Quedan cuatro lunas

Llevaba escritos más de treinta folios con letra pegajosa e ilegible en ocasiones hasta para su propio autor que se dejaba llevar por todo lo que le iba saliendo. Sin pausas. Ya habría tiempo de corregir. Ahora era momento de vaciarse. Pero paró de golpe la escritura, cejó el nervio con el que escribía hasta ese momento, se secó el caudal del que brotaban palabras y contextos, agarró el mazo de folios y se levantó dirigiéndose a la ventana.

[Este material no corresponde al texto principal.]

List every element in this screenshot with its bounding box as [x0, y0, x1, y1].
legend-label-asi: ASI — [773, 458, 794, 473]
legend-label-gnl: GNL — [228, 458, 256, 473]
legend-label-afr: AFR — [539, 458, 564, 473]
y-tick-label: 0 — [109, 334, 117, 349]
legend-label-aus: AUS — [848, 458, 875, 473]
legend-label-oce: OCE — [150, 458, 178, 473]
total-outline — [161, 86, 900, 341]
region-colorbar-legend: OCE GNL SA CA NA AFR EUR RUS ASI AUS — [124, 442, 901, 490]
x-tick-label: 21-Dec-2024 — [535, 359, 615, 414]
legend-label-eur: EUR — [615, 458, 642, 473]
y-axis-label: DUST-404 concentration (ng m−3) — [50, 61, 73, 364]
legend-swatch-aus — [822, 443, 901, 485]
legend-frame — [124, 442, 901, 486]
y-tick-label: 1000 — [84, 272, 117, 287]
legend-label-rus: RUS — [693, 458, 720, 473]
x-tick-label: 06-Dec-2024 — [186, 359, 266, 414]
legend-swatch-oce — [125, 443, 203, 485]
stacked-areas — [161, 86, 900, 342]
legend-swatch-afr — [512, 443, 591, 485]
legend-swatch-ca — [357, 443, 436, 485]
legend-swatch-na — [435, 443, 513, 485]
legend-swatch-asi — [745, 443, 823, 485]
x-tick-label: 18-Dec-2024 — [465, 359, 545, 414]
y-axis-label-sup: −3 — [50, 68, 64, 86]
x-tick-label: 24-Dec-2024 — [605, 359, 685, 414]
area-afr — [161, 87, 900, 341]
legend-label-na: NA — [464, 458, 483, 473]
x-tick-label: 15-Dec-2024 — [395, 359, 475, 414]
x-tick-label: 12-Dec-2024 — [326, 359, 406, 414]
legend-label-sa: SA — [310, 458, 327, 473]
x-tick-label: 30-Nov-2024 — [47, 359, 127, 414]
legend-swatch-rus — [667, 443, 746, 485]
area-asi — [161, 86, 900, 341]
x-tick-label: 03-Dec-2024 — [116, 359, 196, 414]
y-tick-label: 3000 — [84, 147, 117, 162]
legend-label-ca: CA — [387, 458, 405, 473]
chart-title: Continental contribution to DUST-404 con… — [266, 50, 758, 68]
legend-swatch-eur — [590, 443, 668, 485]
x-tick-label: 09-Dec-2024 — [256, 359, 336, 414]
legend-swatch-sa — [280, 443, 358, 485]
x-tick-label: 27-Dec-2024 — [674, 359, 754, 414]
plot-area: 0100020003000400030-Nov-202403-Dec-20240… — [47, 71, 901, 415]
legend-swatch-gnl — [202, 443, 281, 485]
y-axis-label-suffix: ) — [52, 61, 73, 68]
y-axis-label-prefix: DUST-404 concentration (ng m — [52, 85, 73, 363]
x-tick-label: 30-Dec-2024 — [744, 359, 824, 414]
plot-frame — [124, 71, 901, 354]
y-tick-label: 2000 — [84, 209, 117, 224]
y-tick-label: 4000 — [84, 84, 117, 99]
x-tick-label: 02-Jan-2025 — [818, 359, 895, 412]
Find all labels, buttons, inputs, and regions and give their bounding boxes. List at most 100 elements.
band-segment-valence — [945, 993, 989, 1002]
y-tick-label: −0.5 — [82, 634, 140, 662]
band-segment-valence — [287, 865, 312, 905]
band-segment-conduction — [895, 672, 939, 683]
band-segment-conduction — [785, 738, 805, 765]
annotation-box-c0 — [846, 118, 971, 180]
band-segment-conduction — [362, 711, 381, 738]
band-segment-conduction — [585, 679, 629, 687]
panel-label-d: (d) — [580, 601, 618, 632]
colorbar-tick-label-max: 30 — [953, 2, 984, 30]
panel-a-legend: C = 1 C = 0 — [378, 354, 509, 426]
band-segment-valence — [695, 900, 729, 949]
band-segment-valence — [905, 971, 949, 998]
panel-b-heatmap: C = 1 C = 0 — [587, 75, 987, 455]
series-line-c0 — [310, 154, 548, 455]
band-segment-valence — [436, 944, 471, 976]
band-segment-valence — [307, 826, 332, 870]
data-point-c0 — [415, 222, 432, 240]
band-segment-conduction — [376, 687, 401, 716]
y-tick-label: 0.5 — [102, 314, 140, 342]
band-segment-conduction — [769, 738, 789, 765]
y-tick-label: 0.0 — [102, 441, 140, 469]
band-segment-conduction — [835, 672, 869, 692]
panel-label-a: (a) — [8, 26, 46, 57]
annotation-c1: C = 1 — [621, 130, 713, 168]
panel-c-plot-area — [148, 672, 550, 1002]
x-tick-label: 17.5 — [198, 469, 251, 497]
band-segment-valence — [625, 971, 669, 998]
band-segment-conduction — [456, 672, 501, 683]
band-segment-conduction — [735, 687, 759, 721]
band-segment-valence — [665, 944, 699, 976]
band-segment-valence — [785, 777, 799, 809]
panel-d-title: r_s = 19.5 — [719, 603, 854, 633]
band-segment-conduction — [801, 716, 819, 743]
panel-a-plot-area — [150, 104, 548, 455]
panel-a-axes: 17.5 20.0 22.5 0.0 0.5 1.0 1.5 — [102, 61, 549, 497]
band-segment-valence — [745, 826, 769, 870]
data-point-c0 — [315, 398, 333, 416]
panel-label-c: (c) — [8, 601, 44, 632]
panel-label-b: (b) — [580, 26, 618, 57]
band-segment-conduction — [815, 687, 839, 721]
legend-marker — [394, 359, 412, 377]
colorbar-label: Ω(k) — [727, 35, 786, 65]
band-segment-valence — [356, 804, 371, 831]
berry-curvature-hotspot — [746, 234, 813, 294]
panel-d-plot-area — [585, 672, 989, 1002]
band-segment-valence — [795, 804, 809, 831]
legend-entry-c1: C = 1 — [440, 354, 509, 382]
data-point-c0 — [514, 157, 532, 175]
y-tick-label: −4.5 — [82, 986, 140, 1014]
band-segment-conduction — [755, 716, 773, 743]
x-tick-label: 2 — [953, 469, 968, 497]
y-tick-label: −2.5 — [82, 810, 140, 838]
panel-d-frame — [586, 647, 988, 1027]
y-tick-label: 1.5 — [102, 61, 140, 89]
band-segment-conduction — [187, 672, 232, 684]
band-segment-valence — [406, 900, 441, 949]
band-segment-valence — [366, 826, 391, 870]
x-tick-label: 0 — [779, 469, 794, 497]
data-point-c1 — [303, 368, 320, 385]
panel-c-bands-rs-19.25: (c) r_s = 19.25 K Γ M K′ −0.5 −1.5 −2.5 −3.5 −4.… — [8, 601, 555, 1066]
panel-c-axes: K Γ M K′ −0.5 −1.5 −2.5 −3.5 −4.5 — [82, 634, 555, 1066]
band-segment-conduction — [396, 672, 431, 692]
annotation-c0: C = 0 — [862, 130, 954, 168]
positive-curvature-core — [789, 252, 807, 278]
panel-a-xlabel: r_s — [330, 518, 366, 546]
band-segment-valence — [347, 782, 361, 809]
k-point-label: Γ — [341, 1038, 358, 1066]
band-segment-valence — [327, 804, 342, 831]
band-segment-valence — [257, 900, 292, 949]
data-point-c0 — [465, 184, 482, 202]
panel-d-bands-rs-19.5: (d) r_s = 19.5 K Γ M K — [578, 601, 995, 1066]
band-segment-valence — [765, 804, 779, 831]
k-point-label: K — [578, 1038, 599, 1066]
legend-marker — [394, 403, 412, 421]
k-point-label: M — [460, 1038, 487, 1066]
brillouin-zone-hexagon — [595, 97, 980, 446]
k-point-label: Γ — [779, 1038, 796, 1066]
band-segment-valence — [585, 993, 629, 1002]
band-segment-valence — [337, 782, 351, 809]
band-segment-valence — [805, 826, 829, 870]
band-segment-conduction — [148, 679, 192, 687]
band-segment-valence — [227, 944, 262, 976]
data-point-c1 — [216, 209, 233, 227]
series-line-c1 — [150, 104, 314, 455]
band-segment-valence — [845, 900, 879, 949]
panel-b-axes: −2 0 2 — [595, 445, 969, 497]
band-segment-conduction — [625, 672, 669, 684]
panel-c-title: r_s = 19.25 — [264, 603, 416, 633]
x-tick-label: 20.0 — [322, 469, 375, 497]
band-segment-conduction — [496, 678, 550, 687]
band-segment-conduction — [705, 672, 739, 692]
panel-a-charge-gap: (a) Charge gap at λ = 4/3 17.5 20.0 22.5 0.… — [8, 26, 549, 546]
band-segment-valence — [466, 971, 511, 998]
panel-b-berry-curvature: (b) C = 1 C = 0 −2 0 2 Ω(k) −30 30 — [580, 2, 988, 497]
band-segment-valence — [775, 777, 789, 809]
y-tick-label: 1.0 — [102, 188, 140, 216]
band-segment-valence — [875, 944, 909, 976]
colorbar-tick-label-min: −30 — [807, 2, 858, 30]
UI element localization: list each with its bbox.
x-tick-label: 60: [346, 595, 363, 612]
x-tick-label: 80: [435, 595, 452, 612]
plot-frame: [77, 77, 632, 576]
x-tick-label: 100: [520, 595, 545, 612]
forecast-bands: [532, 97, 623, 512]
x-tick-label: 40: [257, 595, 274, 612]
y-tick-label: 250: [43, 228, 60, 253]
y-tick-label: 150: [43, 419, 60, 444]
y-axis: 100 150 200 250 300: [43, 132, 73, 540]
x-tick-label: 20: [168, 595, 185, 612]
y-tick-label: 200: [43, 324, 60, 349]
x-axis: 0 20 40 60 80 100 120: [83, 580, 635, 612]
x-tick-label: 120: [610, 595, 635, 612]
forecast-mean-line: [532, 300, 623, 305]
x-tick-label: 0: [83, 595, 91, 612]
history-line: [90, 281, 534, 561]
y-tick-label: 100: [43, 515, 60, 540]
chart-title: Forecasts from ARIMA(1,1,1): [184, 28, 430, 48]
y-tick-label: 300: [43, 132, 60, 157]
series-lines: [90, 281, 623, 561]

Comenzó a leer, dándole entonación y pausas que marcaban momentos más sensibles o que pudieran crear mayor expectación a un invisible oyente. No terminó de leer. Sonrió a la fotografía que presidía el despacho -una visión majestuosa de la torre más alta de la ciudad- y mientras iba introduciendo folio a folio en el destructor de papel hablaba en voz alta, razonaba como si delante de un juez se encontrara "Esto es lo que quieren oír ellos, lo que quieren aplaudir, lo que quieren que les cuente pero nada tiene que ver con lo que yo entiendo por un pregón, lo que a mi me gusta, lo que yo siento, lo que yo veo. Y no necesito más de diez minutos para contarlo. Un pregón no puede durar más que lo que tarda en pasar entera La Macarena, desde las bocinas hasta el último músico del Carmen de Salteras.... eso no es ... es lo que tarda en atravesar la calle Sierpes el palio del Valle en su recorrido de vuelta... eso es lo que debe durar un pregón..." y con una sonrisa diferente a la de antes, con una tranquilidad interior como nunca había sentido, se sentó cogió un folio en blanco y le adjuntó con un clip dos estampitas que tenía en el primer cajón, una de Sor Ángela y otra del Cautivo de Santa Genoveva, y riendo volvió a pensar en voz alta...."La madrugá"... y escribió un título...Quemo mi cama para no dormir, lo subrayó con trazo grueso y empezó a construir lo que sería su pregón... el pregón de los diez minutos. Ni uno más ni uno menos.